Management strategies must also recognize that older, larger females are essential to the sustainability of a fishery. Age structure exists, in part, because the strategy of maturing late and spawning over multiple years (i.e. having a relatively long RLS) confers—on older, larger females—an advantage when competing in variable environments for resources that support successful reproduction (Winemiller & Rose 1992; Hsieh et al. 2006); MI on offspring survival stem directly from this advantage. Existing management strategies typically operate to reduce age structure, which undermines the advantages of an extended RLS (Hsieh et al. 2006). In short, forcing an iteroparous species to spawn as if it was semelparous is unsustainable.
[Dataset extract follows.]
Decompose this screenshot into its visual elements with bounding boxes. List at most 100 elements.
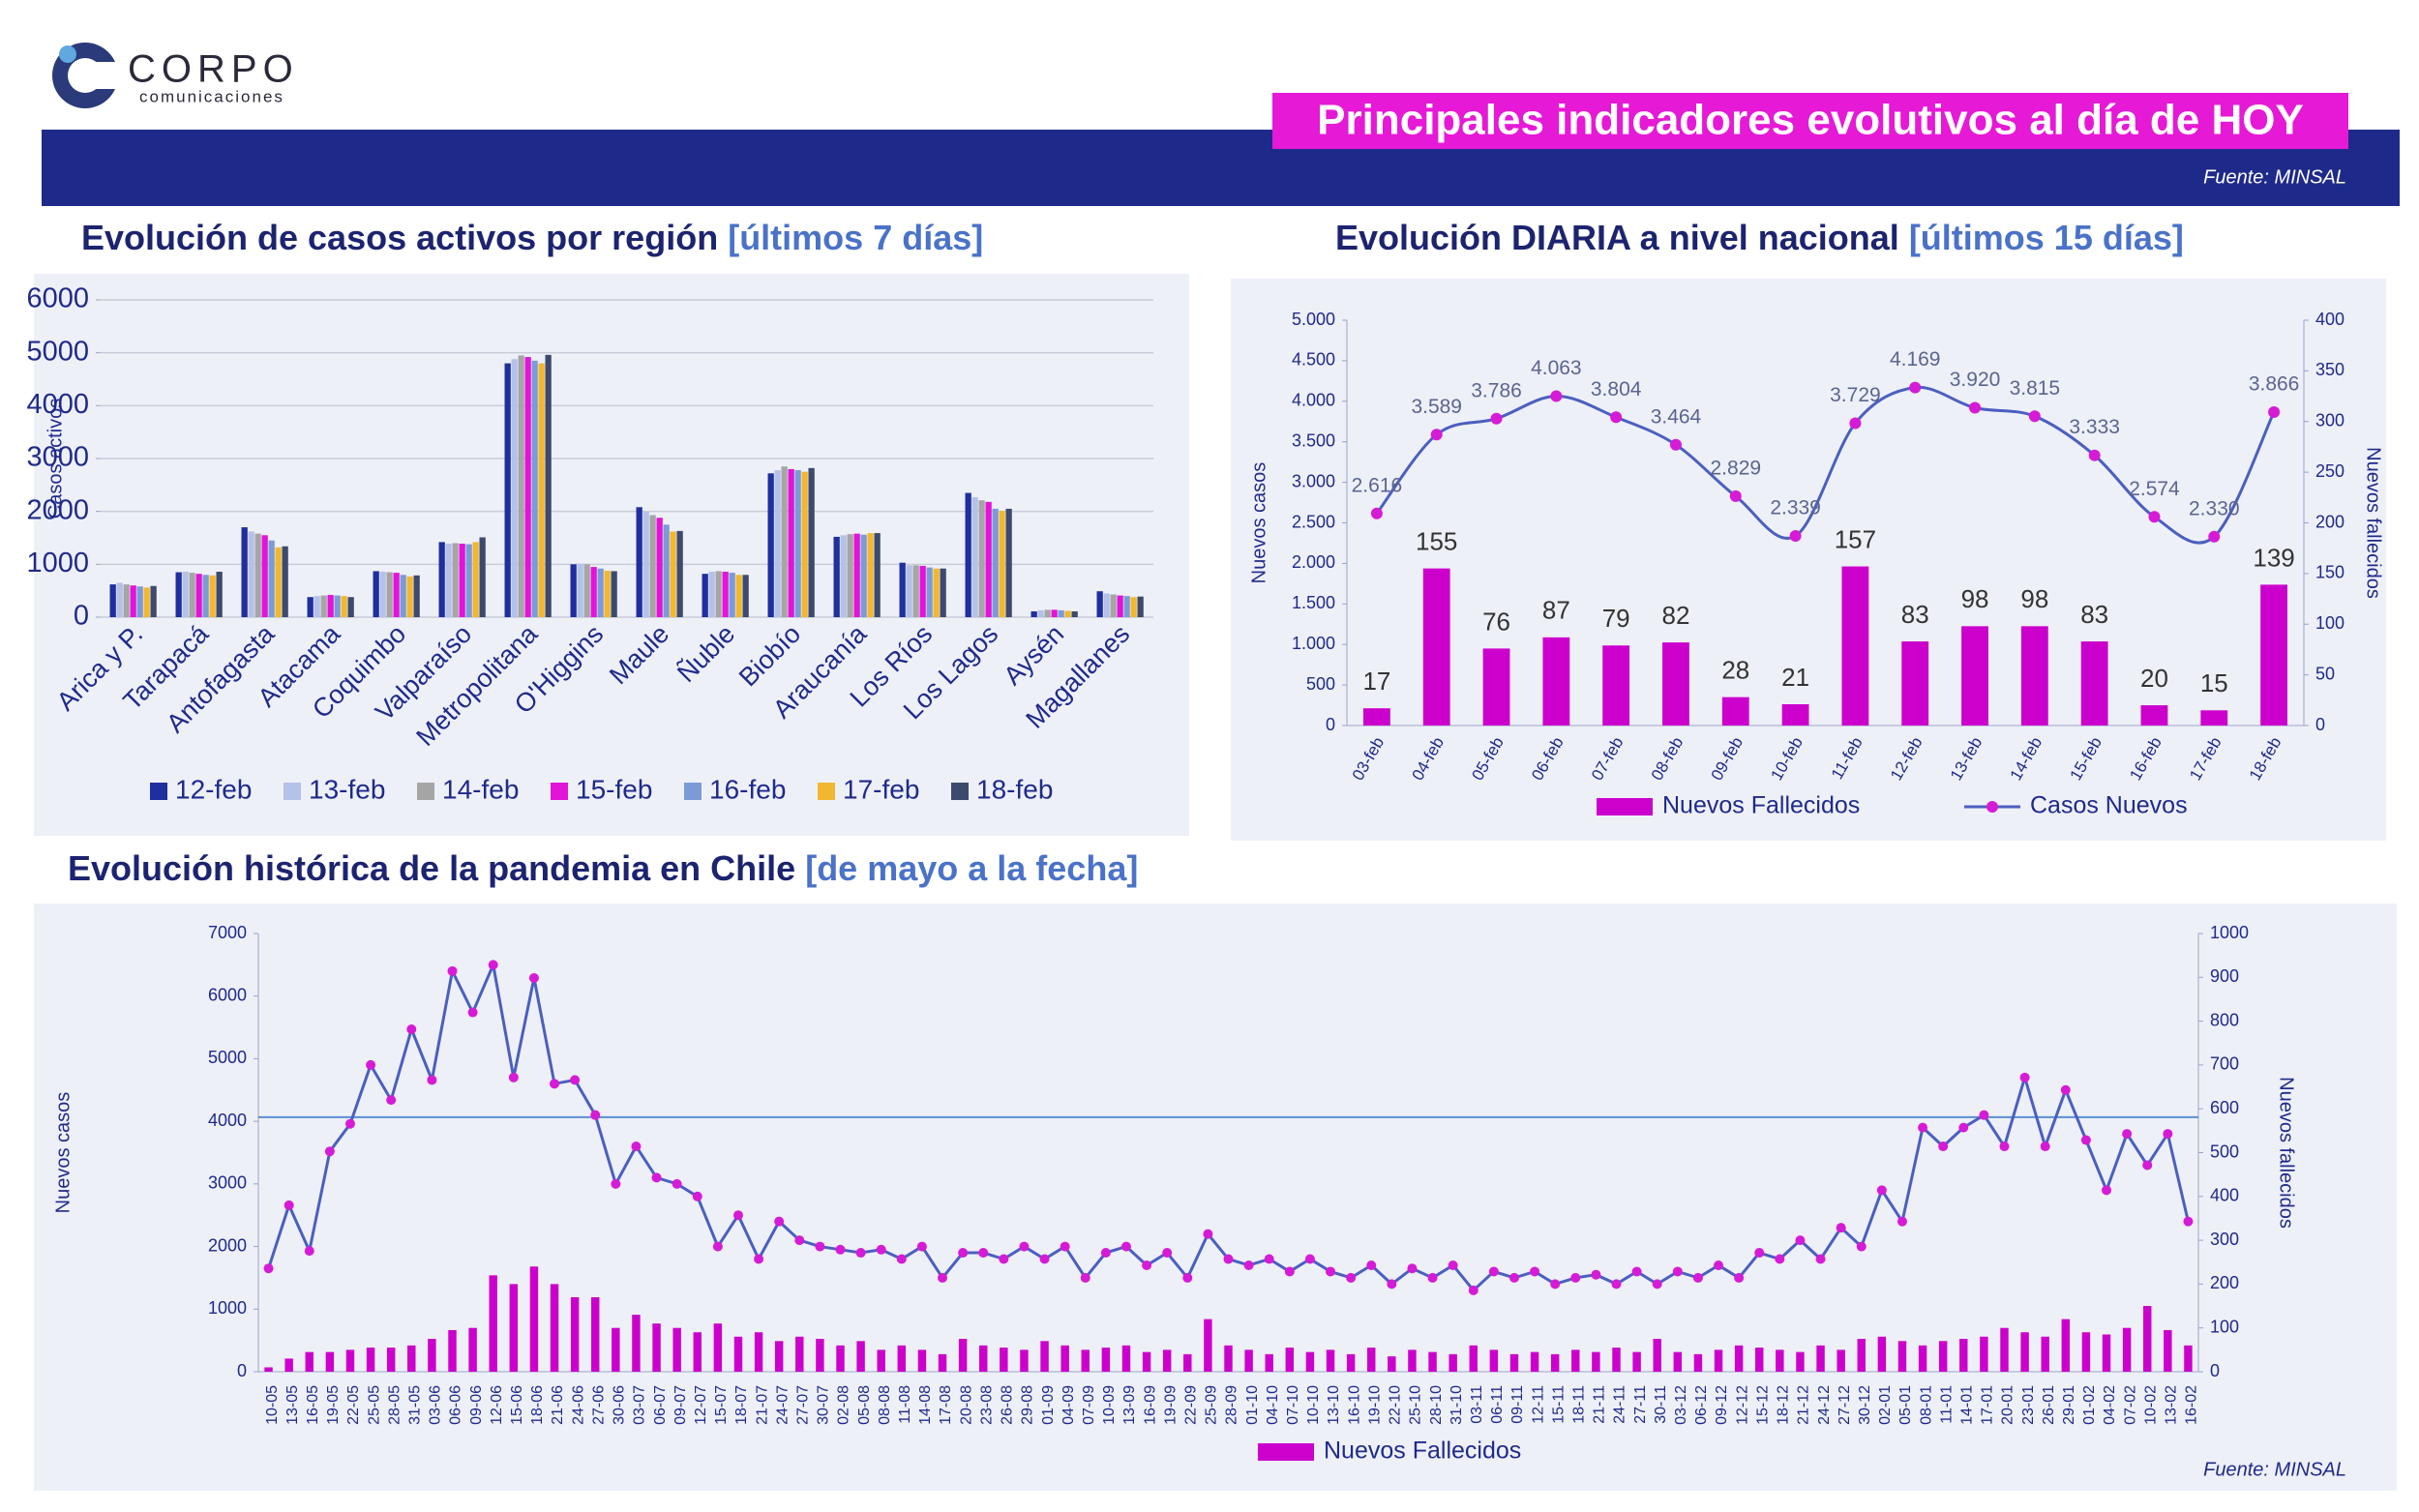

We acknowledge that there are conditions (e.g. reproductive senescence) and species (e.g. sex-changing fishes) for which parental age does not equate to parental quality. However, our study shows that, over a broad range of densities and species of exploited fishes, maximum reproductive rate tends to increase with the mean age or size of spawning adults, a result that stems, in part, from the tendency of older, larger females to produce offspring that are more likely to survive. This result argues strongly for management strategies that not only regulate total mortality, but do so in ways that restore and protect age- or size structure—e.g. by adopting appropriate size regulations, changing the design and use of fishing gear, or implementing spatially explicit conservation measures (e.g. marine protected areas). These and other structure-based management strategies are necessary in the face of strong evidence that fisheries-induced demographic changes to age- and size structure affect the reproductive rate (this study), stability (Anderson et al. 2008) and evolutionary trajectory (Law 2007 and references therein) of exploited fish stocks. These strategies also provide practical and effective ways of ensuring the sustainability of a fishery in the face of uncontrollable environmental variability (Trippel et al. 1997; Berkeley et al. 2004; Law 2007; Secor 2007; Hsieh et al. 2008).